Hornets leadership: Name change made good business sense

There was little doubt among executives that bringing the Hornets back home would win over fans. But what top officials had to consider before they could resurrect the teal and purple was if the numbers would match the nostalgia.

“We wanted to make sure that we were making data-driven decisions,” said Pete Guelli, Hornets executive vice president and chief sales and marketing officer. “We did a tremendous amount of research.”

That research included gauging whether fans would buy the merchandise, respond well to a redesigned basketball court and still watch games on TV. The answer was yes. A study by an independent market research firm showed that “80-plus percent” of Charlotte Bobcats fans wanted to see Hugo back in the arena, said Fred Whitfield, Hornets president and chief operating officer.

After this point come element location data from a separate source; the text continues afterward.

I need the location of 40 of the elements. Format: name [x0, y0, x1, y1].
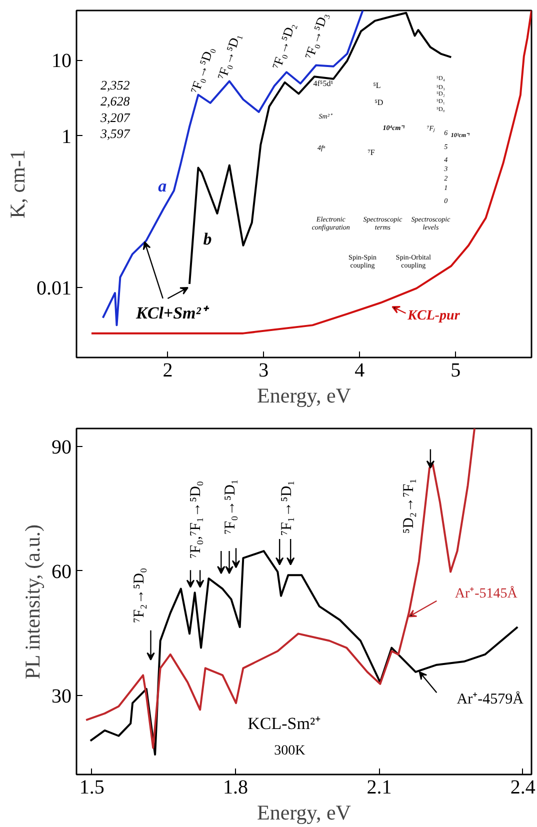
y-axis-title: K, cm-1 — [6, 150, 30, 218]
legend-label: KCL-pur — [406, 308, 460, 324]
series-label: b — [203, 229, 212, 248]
annotation: ⁷F₀→⁵D₁ — [222, 479, 239, 534]
annotation: ⁷F — [368, 148, 376, 157]
x-axis-title: Energy, eV — [257, 800, 351, 824]
line-series — [90, 10, 532, 334]
series-label: Ar⁺-5145Å — [454, 586, 518, 602]
annotation: KCl+Sm²⁺ — [135, 304, 210, 323]
x-tick-label: 5 — [450, 360, 461, 382]
x-axis-title: Energy, eV — [257, 384, 351, 408]
y-axis-title: PL intensity, (a.u.) — [20, 524, 44, 680]
annotation: ⁷F₂→⁵D₀ — [132, 568, 148, 623]
annotation: ⁷F₁→⁵D₁ — [279, 480, 296, 536]
y-tick-label: 60 — [52, 560, 72, 583]
annotation: KCL-Sm²⁺ — [248, 714, 322, 733]
annotation: ⁵L — [373, 81, 381, 90]
y-tick-label: 90 — [52, 436, 72, 458]
y-tick-label: 0.01 — [36, 278, 72, 300]
annotation: ⁵D — [374, 98, 384, 108]
x-tick-label: 2 — [162, 360, 173, 382]
annotation: ⁷F₀,⁷F₁→⁵D₀ — [188, 480, 204, 559]
y-tick-label: 30 — [52, 686, 72, 708]
y-tick-label: 1 — [62, 126, 72, 148]
annotation: 2,352 — [100, 77, 130, 92]
annotation: 4f⁵5d¹ — [313, 79, 334, 88]
annotation: 2,628 — [100, 93, 130, 108]
series-label: a — [158, 176, 168, 196]
x-tick-label: 3 — [258, 360, 269, 382]
annotation: ⁵D₂→⁷F₁ — [400, 478, 417, 534]
annotation: 3,597 — [100, 126, 130, 142]
x-tick-label: 2.1 — [366, 776, 392, 798]
annotation: 300K — [274, 744, 306, 759]
x-tick-label: 4 — [354, 360, 365, 382]
annotation: 3,207 — [100, 110, 130, 126]
x-tick-label: 1.8 — [223, 776, 248, 798]
x-tick-label: 2.4 — [510, 776, 536, 798]
x-tick-label: 1.5 — [79, 776, 104, 798]
series-label: Ar⁺-4579Å — [456, 690, 524, 708]
y-tick-label: 10 — [52, 50, 72, 72]
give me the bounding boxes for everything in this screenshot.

More than 100 people assembled inside an auditorium at Queens University of Charlotte on Wednesday evening and listened as Whitfield, Guelli and team general manager Rich Cho discussed rebranding the city’s iconic basketball team.

Once New Orleans relinquished the Hornets name, executives began considering bringing the brand identity back to Charlotte. They took the idea to the National Basketball Association’s board of governors, which unanimously voted to relaunch the Hornets brand.

Then, the grunt work. New logo. New uniforms. New merchandise. New basketball court. And more than $4 million spent doing it. The process took about two years.

“We didn’t want to make decisions in a vacuum,” Guelli told the crowd. “Because we took the time to do the research upfront,” the results exceeded expectations.

“It was a complete identity system rebranding,” Whitfield said before the lecture. Nearly 80 executives were involved in the process, he said, working with the Nike and Jordan brands to bolster the Hornets’ “brand equity” in the community.

The team officially announced the Hornets’ return last December and unveiled a new logo that modernized Hugo, trading his cartoonish look for a sharper stinger, narrow eyes and sharper wings.

“That’s how we want our players to attack on the court,” Whitfield said.

A month later, the team rolled out merchandise and designs for uniforms. Once the season ended, the team redesigned the court in the Time Warner Cable Arena.

“Every metric we measure our business by – ticket sales, sponsorships, web traffic, social media – has been positively affected by the rebranding,” Guelli said.

That includes 3,500 new season tickets sold this year and five game merchandising records broken within the first month of the redesign’s announcement.

The team still owns the retro Hornets brand, Whitfield said, marketing it under their “legacy line” and selling it alongside the new merchandise.

“The players are excited,” Cho said. “The name change, the colors, the logo, the court, the uniforms. You can feel the excitement when they’re talking about it.”